Sharp is an integrated system that has long placed emphasis on physicians following clinical guidelines, coordination of care and patient satisfaction, according to John Jenrette, CEO of Sharp Community Medical Group.
“Sharp has been on this journey for 25 years,” Jenrette said. “The groups and the hospitals stay under a prepaid capitated system. The dollars are upfront and when you’re paid that way, you’re really looking carefully at how you spend the money. You want to keep the patients healthy and make sure they get their prevention screenings,” he said.
According to Jenrette, Sharp physicians are rewarded financially through performance and quality measures. “More than 10% of their salaries are based on quality scores.
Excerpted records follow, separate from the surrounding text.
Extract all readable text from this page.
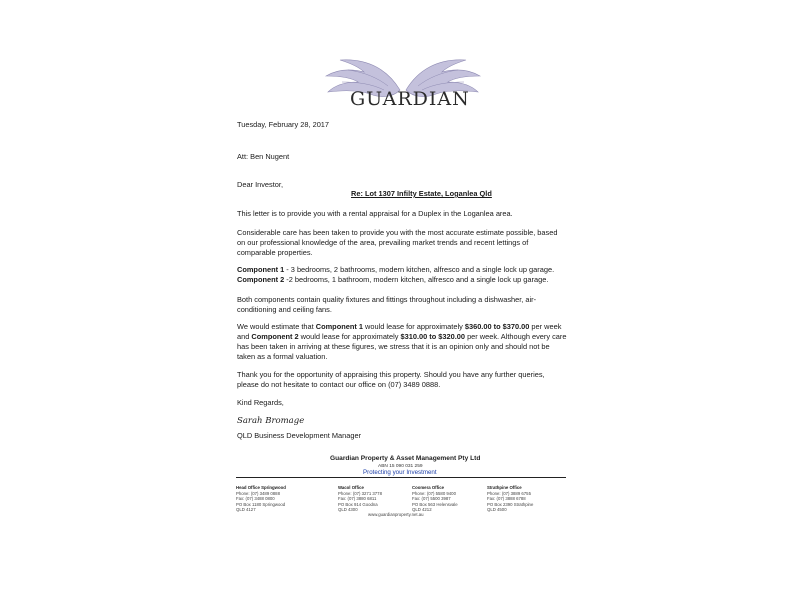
GUARDIAN
Tuesday, February 28, 2017
Att: Ben Nugent
Dear Investor,
Re: Lot 1307 Infilty Estate, Loganlea Qld
This letter is to provide you with a rental appraisal for a Duplex in the Loganlea area.
Considerable care has been taken to provide you with the most accurate estimate possible, based on our professional knowledge of the area, prevailing market trends and recent lettings of comparable properties.
Component 1 - 3 bedrooms, 2 bathrooms, modern kitchen, alfresco and a single lock up garage.
Component 2 -2 bedrooms, 1 bathroom, modern kitchen, alfresco and a single lock up garage.
Both components contain quality fixtures and fittings throughout including a dishwasher, air-conditioning and ceiling fans.
We would estimate that Component 1 would lease for approximately $360.00 to $370.00 per week and Component 2 would lease for approximately $310.00 to $320.00 per week. Although every care has been taken in arriving at these figures, we stress that it is an opinion only and should not be taken as a formal valuation.
Thank you for the opportunity of appraising this property. Should you have any further queries, please do not hesitate to contact our office on (07) 3489 0888.
Kind Regards,
Sarah Bromage
QLD Business Development Manager
Guardian Property & Asset Management Pty Ltd
ABN 15 090 031 259
Protecting your Investment
Head Office Springwood
Phone: (07) 3489 0888
Fax: (07) 3488 0800
PO Box 1180 Springwood
QLD 4127
Wacol Office
Phone: (07) 3271 3778
Fax: (07) 3880 6811
PO Box 914 Goodna
QLD 4300
Coomera Office
Phone: (07) 5580 9400
Fax: (07) 5500 3987
PO Box 563 Helensvale
QLD 4212
Strathpine Office
Phone: (07) 3889 6755
Fax: (07) 3888 6788
PO Box 2390 Strathpine
QLD 4500
www.guardianproperty.net.au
Doctors are keenly attuned to what percentage of the population is getting mammograms and has diabetes under control,” he said.
Financial, as well as clinical criteria, determine eligibility for the new HMO.
Scripps Clinic, which scores high on clinical quality and patient satisfaction, converted all its contracts from a capitated to a fee-for-service arrangement, which McGregor said, rewards the system for providing more care rather than the right care. One prime example: VEBA saw a 70% increase in radiology services after the provider changed to a fee-for-service payment system. Scripps was operating at 160% of San Diego county average.
As a result, Scripps has been left out of the Performance HMO networks entirely. It lost approximately 6,000 patients when VEBA made the switch at the beginning of 2011.
Continuing To Raise the Bar
The program has been a success thus far, but that doesn’t mean VEBA is resting on its laurels.
“We’re always tinkering with the benefits, and trying to get members to better engage in their healthcare,” McGregor said.
Bigger plans are in the works to evaluate the performance of the provider networks too. VEBA has engaged consultants to take a closer look at provider outcomes, moving beyond group performance to ultimately evaluate the quality of care delivered by each provider. Once those data are available, McGregor expects a move to pay-for-performance for physicians.
“We want to get down to both the member and physician level and intervene when care is not being appropriately provided,” he said.